First, there’s a DVD with over an hour of footage. Most of this DVD is a “making of” disc, where you see the Eminence Group in action. There’s also a special segment on Kow Otani’s original work for Diablo “image” tracks, and a photo gallery set to music. If you’re just as interested in what Eminence is, and who they are, as you are in the music of Blizzard, then you’ll want this DVD.

Then, there’s a massive full-color booklet complete with a ton of information. It opens top-to-bottom instead of left-to-right, and it’s ultra-wide (to fit inside the strangely-shaped box). The first thing you’ll find in the book are artist biographies. These biographies were written by OSV’s own Jayson Napolitano. You’ll learn about the composers, the arrangers, the performers, and more.

Also inside the booklet is the “Perspective From An Uncultured Swine” featurette. Written by Nick Kolan, this massive piece of writing is a diary-style series of entries regarding the arranging and recording of this fantastic music. It’s a great, humorous read that will almost certainly endear itself to Blizzard fans.

Finally, the Legendary Edition also includes 9 full-color glossy, stock-card art pieces that are the same dimensions as the box. Though I still feel uneasy about the awkwardness of the size, these images would be great to hang up, side-by-side, on your bedroom wall. They could also be framed individually.
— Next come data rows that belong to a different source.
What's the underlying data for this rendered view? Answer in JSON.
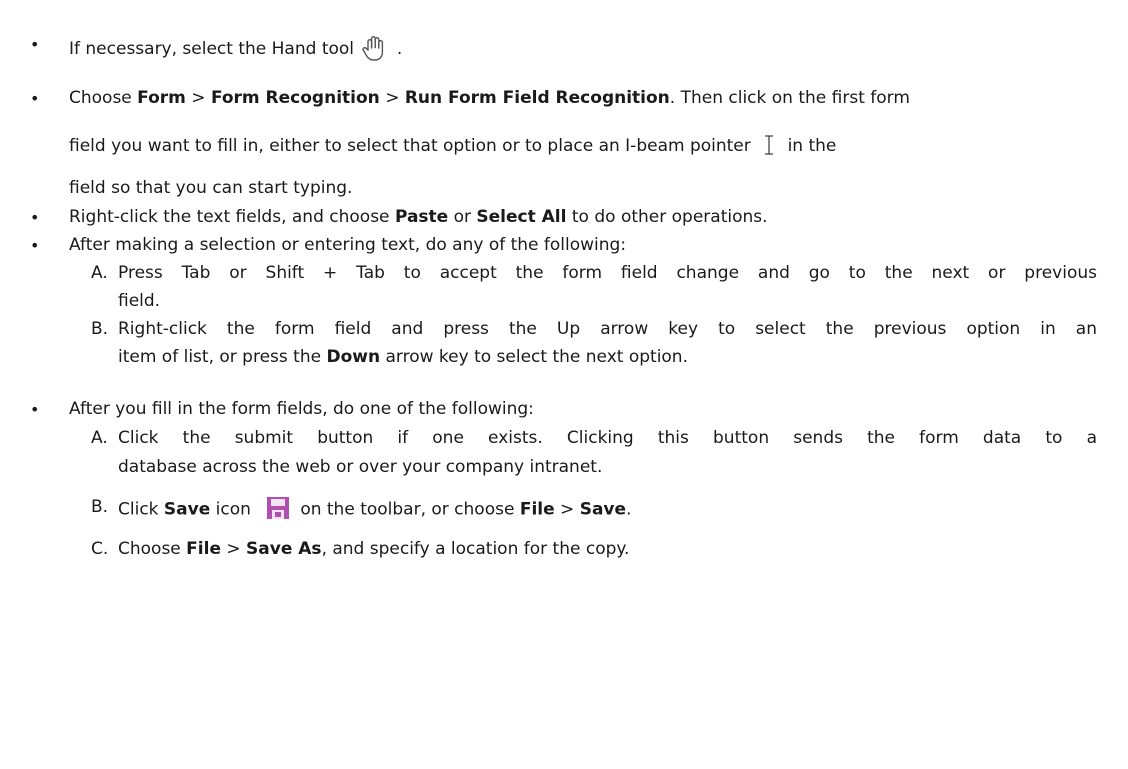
{
  "items": {
    "hand": {
      "text_before": "If necessary, select the Hand tool",
      "icon": "hand-tool-icon",
      "text_after": "."
    },
    "form_recog": {
      "choose": "Choose",
      "form": "Form",
      "sep": ">",
      "form_recognition": "Form Recognition",
      "run_recognition": "Run Form Field Recognition",
      "line1_tail": ". Then click on the first form",
      "line2_before": "field you want to fill in, either to select that option or to place an I-beam pointer",
      "ibeam_icon": "i-beam-pointer-icon",
      "line2_after": "in the",
      "line3": "field so that you can start typing."
    },
    "rightclick": {
      "before": "Right-click the text fields, and choose",
      "paste": "Paste",
      "or": "or",
      "select_all": "Select All",
      "after": "to do other operations."
    },
    "after_selection": {
      "text": "After making a selection or entering text, do any of the following:",
      "sub_a_label": "A.",
      "sub_a_line1": "Press Tab or Shift + Tab to accept the form field change and go to the next or previous",
      "sub_a_line2": "field.",
      "sub_b_label": "B.",
      "sub_b_line1": "Right-click the form field and press the Up arrow key to select the previous option in an",
      "sub_b_line2_before": "item of list, or press the",
      "sub_b_down": "Down",
      "sub_b_line2_after": "arrow key to select the next option."
    },
    "after_fill": {
      "text": "After you fill in the form fields, do one of the following:",
      "sub_a_label": "A.",
      "sub_a_line1": "Click the submit button if one exists. Clicking this button sends the form data to a",
      "sub_a_line2": "database across the web or over your company intranet.",
      "sub_b_label": "B.",
      "sub_b_click": "Click",
      "sub_b_save": "Save",
      "sub_b_icon_word": "icon",
      "save_icon": "save-disk-icon",
      "sub_b_toolbar": "on the toolbar, or choose",
      "sub_b_file": "File",
      "sub_b_sep": ">",
      "sub_b_save2": "Save",
      "sub_b_end": ".",
      "sub_c_label": "C.",
      "sub_c_choose": "Choose",
      "sub_c_file": "File",
      "sub_c_sep": ">",
      "sub_c_saveas": "Save As",
      "sub_c_end": ", and specify a location for the copy."
    }
  },
  "bullet_char": "•",
  "colors": {
    "text": "#1a1a1a",
    "save_icon": "#b04fb0"
  }
}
In my mind, the question isn’t “should I pick up this album?” The question should be “do I have the money to spring for Legendary Edition, or should I stick with Standard?” Because if you like game music at all, this is a necessary addition to your collection; even if it’s your very first album, it’s worth it. I’ve heard other songs from Eminence (they’ve performed a few themes for Sakimoto’s work in the last year or two), and this is easily the best thing they’ve ever recorded. The guest arrangers also make this album a unique merging of East and West, something we rarely see in the realm of game music. It’s my firm belief that Eminence deserves our support, if only because they could probably repeat this success with any game developer/publisher that cares to cooperate… and I’d love to see more of this stuff for other franchises.